7. Limitations, open issues, and extensions
The framework’s main limitations are explicitly acknowledged in the paper and reinforced by the reporting gaps. The physiological dataset is only lightly described; client partitioning is unspecified; the federated treatment of the Random Forest is not rigorously formalized; privacy is justified through data locality alone; and runtime statistics are inconsistent across sections (Gül et al., 21 Jul 2025).
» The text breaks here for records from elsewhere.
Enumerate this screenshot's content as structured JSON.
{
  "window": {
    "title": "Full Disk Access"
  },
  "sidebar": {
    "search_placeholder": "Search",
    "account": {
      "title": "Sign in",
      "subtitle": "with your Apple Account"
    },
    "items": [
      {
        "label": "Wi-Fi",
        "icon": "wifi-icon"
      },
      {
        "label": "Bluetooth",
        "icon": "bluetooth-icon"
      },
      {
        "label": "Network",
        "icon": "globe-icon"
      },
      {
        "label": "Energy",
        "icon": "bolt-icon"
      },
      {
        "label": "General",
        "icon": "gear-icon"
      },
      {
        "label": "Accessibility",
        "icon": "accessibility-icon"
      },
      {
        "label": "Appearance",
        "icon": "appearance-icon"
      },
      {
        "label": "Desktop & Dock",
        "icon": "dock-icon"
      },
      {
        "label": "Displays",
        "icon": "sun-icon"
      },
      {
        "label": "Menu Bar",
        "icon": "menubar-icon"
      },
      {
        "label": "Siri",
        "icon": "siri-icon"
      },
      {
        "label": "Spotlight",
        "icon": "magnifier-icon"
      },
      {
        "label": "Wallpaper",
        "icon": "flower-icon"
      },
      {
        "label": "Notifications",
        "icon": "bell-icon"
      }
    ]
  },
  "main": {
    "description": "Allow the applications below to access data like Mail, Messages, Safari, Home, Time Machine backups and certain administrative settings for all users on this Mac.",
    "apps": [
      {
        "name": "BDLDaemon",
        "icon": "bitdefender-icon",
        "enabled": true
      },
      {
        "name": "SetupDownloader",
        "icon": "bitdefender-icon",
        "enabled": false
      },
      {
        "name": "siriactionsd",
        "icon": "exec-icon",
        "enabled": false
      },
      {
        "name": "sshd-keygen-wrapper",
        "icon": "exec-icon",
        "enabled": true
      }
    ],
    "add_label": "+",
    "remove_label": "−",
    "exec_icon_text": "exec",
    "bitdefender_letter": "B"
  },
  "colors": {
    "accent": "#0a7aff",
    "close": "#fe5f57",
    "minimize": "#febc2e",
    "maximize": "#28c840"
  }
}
The decision-level fusion mechanism is also deliberately simple and does not specify how ties are resolved, which is consequential in a two-modality system (Gül et al., 21 Jul 2025).
The authors identify several extensions. On the physiological side, they propose replacing handcrafted features with learned temporal models such as LSTMs or Transformers (Gül et al., 21 Jul 2025). On the fusion side, they point to adaptive confidence-weighted fusion rather than simple majority voting (Gül et al., 21 Jul 2025). On the federated systems side, missing modalities, asynchronous updates, and heterogeneous hardware are presented as future work rather than evaluated capabilities (Gül et al., 21 Jul 2025). These directions are consistent with the broader trajectory of related work: feature-aware personalization under heterogeneous sensing (Kalpande et al., 17 Feb 2026), federated recovery for incomplete modalities (Qiu et al., 1 Nov 2025), and hardware-aware client scheduling (Yuksel et al., 23 May 2026).
The central implementation lesson remains comparatively narrow but technically consequential. FedMultiEmo demonstrates that a multimodal federated architecture built from a lightweight CNN, a local Random Forest, sample-size-weighted FedAvg, and edge-to-cloud orchestration in Flower can achieve strong reported multimodal performance while leaving raw facial and physiological data on device (Gül et al., 21 Jul 2025). Its principal contribution is therefore the integration of multimodal emotion recognition with practical federated deployment, not the introduction of a radically new federated optimizer or a formally private training protocol.